The strong commitments to cut down trillions of dong have made people surprised rather than glad. Private businesses, limited or joint stock companies, and households would think of practicing thriftiness right from the first day of operation. Meanwhile, SOEs only think of cutting down expenses after the government released a resolution on cutting management costs.

Another question has been raised that why the SOEs did not try to cut down expenses by 5-10 percent in the past, if they really could do that? Did they realize that they wasted too much money in the past, and they now need to be thrifty? But what will happen if they minimized the management costs already, but they now still have to cut expenses further to satisfy the government and the Ministry of Finance? They have committed to cut down expenses in 2012, and how about the next years?

Economic groups and general corporations are the legal entities formed up from the state budget, or the tax paid by people. Therefore, the sum of trillions of dong to be cut by SOEs is really a huge sum of money.
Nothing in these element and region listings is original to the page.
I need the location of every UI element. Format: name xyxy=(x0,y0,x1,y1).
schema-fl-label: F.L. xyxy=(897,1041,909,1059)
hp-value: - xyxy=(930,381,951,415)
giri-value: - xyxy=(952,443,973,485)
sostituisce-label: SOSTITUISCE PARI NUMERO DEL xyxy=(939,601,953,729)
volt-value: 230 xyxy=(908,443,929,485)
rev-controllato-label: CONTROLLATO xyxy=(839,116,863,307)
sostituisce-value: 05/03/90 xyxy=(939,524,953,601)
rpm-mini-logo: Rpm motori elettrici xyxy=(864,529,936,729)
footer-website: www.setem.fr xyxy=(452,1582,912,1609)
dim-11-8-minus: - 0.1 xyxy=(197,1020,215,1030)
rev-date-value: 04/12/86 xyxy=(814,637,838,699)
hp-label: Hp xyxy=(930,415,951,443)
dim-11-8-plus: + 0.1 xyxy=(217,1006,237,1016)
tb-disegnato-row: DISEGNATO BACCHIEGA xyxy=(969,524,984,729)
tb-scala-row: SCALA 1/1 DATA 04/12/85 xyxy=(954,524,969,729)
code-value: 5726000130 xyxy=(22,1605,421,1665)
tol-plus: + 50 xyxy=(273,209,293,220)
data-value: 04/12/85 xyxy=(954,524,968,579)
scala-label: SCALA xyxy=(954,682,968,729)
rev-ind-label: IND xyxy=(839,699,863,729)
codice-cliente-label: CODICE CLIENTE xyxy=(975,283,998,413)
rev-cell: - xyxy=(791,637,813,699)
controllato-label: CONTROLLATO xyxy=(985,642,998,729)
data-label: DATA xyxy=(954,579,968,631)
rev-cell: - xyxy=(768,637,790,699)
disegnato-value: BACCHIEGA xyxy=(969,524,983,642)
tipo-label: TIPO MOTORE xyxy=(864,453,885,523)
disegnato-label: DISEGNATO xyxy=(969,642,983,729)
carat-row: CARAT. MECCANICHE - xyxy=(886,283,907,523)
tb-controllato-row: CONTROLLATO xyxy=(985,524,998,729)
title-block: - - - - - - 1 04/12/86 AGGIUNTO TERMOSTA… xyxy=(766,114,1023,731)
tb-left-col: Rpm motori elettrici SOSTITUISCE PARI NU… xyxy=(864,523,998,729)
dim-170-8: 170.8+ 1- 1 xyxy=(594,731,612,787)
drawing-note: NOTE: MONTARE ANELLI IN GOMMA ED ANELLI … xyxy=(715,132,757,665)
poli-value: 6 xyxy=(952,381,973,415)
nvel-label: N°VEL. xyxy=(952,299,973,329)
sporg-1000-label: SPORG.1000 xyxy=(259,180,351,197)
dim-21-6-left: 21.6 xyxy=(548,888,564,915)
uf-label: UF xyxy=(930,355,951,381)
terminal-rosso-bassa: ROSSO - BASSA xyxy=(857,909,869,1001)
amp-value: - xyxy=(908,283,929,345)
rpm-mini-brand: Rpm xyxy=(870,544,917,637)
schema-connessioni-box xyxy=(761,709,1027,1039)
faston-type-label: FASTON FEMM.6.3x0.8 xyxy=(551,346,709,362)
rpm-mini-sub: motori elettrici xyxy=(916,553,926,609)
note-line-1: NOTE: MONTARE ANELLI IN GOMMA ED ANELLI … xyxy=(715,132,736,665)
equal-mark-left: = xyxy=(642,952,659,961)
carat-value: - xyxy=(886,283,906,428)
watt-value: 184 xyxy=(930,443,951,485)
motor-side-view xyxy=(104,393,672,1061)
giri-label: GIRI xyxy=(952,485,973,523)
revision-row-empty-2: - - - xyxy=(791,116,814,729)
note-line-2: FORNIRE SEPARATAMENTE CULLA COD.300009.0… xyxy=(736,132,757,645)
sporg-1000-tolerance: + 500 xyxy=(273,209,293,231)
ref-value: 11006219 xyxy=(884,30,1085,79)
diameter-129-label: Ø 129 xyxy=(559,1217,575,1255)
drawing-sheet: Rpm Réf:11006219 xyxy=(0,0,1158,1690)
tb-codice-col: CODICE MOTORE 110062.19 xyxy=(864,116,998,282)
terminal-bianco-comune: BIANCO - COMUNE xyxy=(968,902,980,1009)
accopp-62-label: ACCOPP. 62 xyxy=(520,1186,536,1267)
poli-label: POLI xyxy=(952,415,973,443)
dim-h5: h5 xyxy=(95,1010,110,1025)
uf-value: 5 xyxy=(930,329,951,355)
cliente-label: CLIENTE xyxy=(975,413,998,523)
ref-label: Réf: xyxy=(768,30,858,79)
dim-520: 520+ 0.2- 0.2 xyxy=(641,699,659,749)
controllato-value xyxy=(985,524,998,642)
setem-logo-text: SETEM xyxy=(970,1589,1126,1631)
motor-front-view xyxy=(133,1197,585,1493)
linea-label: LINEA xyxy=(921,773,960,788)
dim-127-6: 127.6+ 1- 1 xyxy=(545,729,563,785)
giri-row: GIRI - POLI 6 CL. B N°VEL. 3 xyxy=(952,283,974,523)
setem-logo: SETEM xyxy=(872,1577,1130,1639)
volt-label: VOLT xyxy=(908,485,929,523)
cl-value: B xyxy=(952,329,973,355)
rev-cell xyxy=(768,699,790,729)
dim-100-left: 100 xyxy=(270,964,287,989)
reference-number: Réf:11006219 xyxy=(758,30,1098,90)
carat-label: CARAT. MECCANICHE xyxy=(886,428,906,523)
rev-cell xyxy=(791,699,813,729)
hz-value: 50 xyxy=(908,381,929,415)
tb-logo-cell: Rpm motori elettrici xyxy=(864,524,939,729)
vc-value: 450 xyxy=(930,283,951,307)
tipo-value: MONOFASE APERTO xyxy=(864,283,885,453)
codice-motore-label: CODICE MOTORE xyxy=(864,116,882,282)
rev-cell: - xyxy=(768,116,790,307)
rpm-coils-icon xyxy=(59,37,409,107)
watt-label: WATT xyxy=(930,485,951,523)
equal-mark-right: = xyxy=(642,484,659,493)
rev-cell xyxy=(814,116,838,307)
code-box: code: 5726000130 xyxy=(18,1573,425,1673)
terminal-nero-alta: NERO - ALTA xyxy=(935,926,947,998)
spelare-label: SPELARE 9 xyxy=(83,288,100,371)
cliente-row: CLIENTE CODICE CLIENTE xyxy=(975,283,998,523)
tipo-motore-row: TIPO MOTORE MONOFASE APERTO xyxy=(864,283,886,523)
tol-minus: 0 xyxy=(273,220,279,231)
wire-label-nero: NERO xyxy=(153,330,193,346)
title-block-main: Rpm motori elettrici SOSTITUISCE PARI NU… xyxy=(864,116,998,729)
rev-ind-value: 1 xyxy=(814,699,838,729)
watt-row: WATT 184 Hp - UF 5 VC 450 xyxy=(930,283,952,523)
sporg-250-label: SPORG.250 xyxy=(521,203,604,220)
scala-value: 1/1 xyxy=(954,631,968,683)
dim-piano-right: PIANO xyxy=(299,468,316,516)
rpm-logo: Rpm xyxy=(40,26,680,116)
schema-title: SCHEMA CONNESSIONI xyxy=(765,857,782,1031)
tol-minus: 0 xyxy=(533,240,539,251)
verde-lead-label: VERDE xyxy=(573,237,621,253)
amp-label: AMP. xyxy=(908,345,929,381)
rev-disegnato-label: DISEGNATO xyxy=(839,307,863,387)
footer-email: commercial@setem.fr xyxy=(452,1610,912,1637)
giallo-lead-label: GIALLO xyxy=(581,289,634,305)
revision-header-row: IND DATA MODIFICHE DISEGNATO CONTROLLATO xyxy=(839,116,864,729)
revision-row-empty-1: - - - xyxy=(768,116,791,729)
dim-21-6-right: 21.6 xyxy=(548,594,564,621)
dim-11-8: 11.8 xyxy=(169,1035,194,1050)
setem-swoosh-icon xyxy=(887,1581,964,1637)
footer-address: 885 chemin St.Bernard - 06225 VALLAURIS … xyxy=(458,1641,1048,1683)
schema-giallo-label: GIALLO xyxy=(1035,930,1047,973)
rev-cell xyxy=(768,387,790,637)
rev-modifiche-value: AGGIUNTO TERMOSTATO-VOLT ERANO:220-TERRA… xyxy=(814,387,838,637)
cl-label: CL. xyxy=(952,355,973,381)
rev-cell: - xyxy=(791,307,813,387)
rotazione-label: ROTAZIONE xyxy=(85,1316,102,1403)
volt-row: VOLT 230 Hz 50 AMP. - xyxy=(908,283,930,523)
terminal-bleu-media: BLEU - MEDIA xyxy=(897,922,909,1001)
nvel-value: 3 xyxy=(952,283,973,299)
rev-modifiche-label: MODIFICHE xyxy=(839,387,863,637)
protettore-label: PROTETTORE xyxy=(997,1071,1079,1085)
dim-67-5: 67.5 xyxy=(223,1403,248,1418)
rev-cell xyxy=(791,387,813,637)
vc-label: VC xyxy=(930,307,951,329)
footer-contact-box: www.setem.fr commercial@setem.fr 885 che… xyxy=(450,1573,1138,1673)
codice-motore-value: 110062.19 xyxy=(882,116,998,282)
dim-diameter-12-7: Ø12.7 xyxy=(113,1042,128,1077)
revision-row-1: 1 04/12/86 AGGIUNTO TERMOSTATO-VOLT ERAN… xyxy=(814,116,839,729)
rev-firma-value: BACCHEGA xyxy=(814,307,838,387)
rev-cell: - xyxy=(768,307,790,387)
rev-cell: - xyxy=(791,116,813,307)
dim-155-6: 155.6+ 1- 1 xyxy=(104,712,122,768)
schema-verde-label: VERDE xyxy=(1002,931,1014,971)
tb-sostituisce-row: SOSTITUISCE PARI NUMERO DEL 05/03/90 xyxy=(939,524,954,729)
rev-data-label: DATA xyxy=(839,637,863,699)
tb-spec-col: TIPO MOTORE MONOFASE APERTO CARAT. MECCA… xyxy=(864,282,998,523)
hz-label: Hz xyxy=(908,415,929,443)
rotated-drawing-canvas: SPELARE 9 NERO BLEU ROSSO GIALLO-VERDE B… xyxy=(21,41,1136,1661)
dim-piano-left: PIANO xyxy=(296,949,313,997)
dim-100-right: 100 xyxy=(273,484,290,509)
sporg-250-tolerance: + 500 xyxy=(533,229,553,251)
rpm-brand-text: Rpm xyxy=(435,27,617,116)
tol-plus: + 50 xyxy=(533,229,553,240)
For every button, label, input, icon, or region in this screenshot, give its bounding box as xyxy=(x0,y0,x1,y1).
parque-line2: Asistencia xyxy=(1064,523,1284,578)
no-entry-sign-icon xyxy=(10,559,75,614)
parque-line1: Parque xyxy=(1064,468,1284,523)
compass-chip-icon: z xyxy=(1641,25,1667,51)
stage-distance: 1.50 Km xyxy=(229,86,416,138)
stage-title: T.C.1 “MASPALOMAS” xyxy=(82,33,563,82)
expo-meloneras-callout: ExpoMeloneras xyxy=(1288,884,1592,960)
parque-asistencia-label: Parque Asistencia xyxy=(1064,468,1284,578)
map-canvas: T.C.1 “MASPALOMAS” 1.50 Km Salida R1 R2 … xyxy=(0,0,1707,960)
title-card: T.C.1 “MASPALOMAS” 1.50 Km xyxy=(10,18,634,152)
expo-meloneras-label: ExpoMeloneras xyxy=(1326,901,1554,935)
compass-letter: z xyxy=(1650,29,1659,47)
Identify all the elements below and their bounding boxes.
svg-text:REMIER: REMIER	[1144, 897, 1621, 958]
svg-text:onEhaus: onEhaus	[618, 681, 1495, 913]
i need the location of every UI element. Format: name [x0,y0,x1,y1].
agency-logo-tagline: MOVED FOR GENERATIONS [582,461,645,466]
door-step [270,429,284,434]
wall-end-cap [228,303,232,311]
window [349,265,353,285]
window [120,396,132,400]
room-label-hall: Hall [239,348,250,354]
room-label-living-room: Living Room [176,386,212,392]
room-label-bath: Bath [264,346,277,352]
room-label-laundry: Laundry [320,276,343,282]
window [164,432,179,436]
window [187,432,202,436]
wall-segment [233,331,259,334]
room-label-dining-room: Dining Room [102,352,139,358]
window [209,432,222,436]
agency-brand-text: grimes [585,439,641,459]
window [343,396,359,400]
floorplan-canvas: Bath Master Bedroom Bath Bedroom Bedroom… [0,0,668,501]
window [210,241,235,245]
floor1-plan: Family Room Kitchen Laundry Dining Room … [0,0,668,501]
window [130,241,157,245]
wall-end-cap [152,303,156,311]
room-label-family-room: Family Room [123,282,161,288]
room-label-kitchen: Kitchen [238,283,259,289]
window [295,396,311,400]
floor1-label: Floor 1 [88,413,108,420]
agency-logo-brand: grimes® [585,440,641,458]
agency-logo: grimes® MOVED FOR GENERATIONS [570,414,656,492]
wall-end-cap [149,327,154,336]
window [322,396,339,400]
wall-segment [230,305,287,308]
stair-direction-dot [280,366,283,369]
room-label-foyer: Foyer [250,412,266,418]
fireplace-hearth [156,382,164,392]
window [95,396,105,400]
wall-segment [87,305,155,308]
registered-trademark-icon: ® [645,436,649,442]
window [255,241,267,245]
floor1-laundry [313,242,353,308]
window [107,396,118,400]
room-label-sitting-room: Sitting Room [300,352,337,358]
However, if considering the huge assets the SOEs are owning, and the preferences the SOEs can enjoy (the monopoly, easy bank loan access, delayed debt payment in case of taking loss), one would see that the sum of trillions of dong makes nothing if compared with the potentials the huge assets can bring.

The first step in the restructuring process

The commitments by SOEs to cut down expenses have been considered as the first move in the restructuring process. However, the most important issue of the restructuring is to find out the new ways for development, not cut expenses and save money.

Meanwhile, as Nguyen Trong Dung, Head of the Enterprise Renovation Department of the government office admitted, though the line of actions is clear, insiders still do not know what exactly to do.

Pham Viet Muon, Deputy Head of the Steering Committee on Enterprise Renovation and Development, said in late February that he received a document from the Ministry of Transport, requesting the government to give concrete guidance on SOE restructuring.

Muon added that it is impossible to approve all the restructuring plans within the first quarter as previously planned. The first quarter would last in some 20 working days, while there are 21 restructuring plans for approval.